Wednesday, April 20, 2011

Happy Holidays

ORIGAMI ROCKETS
“Gabe”/”April”/”Crush”

* * * 1/2 / * * 1/2 / * * * *


This trio of sludgy, idiosyncratic recordings represent the solo work of Squash/Rats on Wheels/DFR vocalist/guitarist Kennedy Applefield. The scrap-tastic “Gabe” is all kazoos, twee “ba-pa-pa” vocals, and guitars Nineties enough to reactivate your broken GameBoy Color. “April” is the least interesting of the bunch, a dreary groove that trails off into nothingness by way of a pretty but insubstantial drone. But “Crush” is the masterpiece here, a two-part, twelve-and-a-half-minute ambient-punk behemoth that has Applefield moaning incomprehensibly in the background and letting his vocals disappear casually into the dense fog of distorted guitar. The drums on “Crush” were provided by former Squash member Clay Cobb, who died at the age of fourteen shortly after the recording was made. It’s a worthy last recording for any musicians, and many of the greatest deceased rock stars would have had a guitar battle with Death himself to go out with such a bang.


TUMBLEWEED WANDERERS

“My Old Home”

* * * *


Tumbleweed Wanderers promised glockenspiel, and glockenspiel is what we got. What they didn’t promise is that they would feature it in a song as great as “My Old Home,” which is basically their mission statement set to music. In this sad but hopeful folk-pop tune, Zak Mandel-Romann and Jeremy Lyon sing of revisiting their old home and their old lives, finding the record store closed, the clubs destroyed, and the music scene gone. Solution: play some rock n’ roll.

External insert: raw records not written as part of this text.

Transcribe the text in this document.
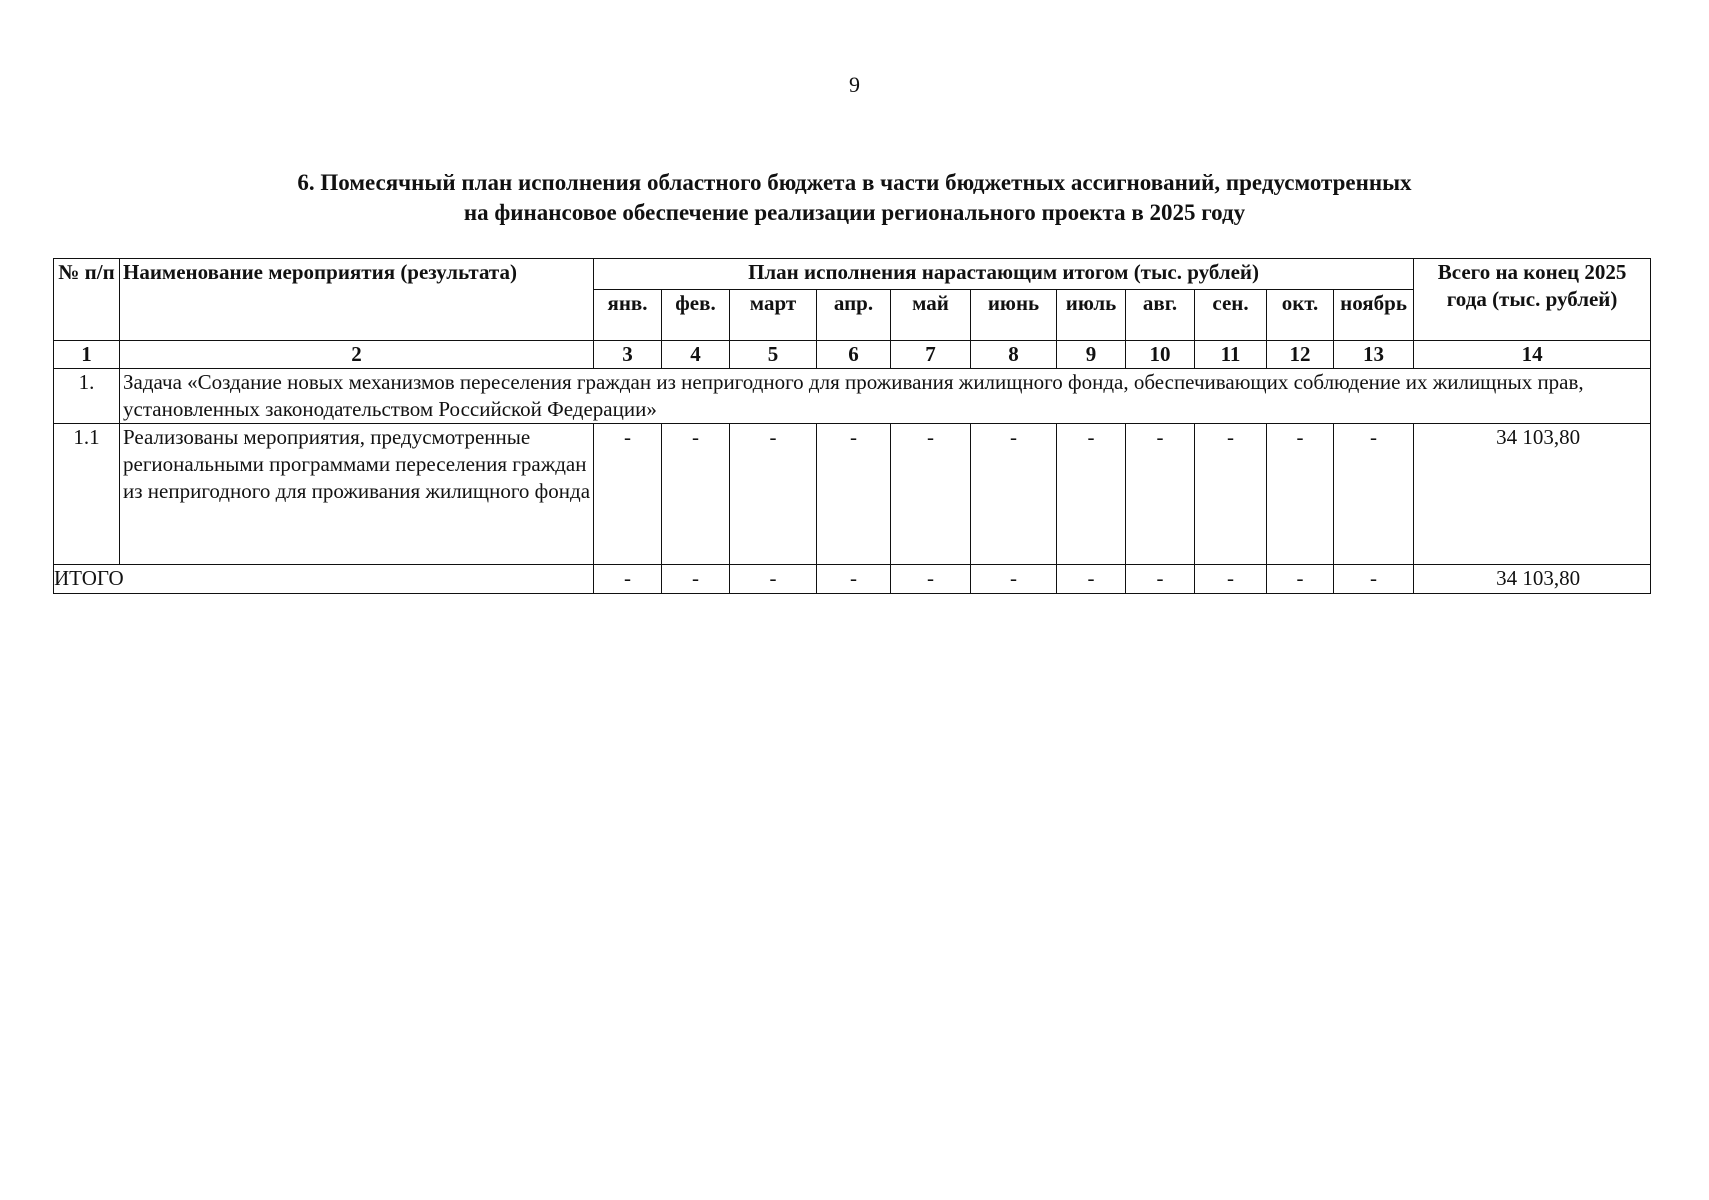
9
6. Помесячный план исполнения областного бюджета в части бюджетных ассигнований, предусмотренных
на финансовое обеспечение реализации регионального проекта в 2025 году
№ п/п	Наименование мероприятия (результата)	План исполнения нарастающим итогом (тыс. рублей)											Всего на конец 2025 года (тыс. рублей)
		янв.	фев.	март	апр.	май	июнь	июль	авг.	сен.	окт.	ноябрь	
1	2	3	4	5	6	7	8	9	10	11	12	13	14
1.	Задача «Создание новых механизмов переселения граждан из непригодного для проживания жилищного фонда, обеспечивающих соблюдение их жилищных прав, установленных законодательством Российской Федерации»												
1.1	Реализованы мероприятия, предусмотренные региональными программами переселения граждан из непригодного для проживания жилищного фонда	-	-	-	-	-	-	-	-	-	-	-	34 103,80
ИТОГО		-	-	-	-	-	-	-	-	-	-	-	34 103,80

It’s the perfect requiem for the wave of teenage garage-pop bands the duo spearheaded a year and a half ago as part of the Audiophiles, but upon accepting its fate, the duo prefers to move on, visiting an old friend instead of wasting any more time playing for a lost audience. As much as we’d all love to hear another “Nerd Chic” or “The End,” maybe their decision was for the best.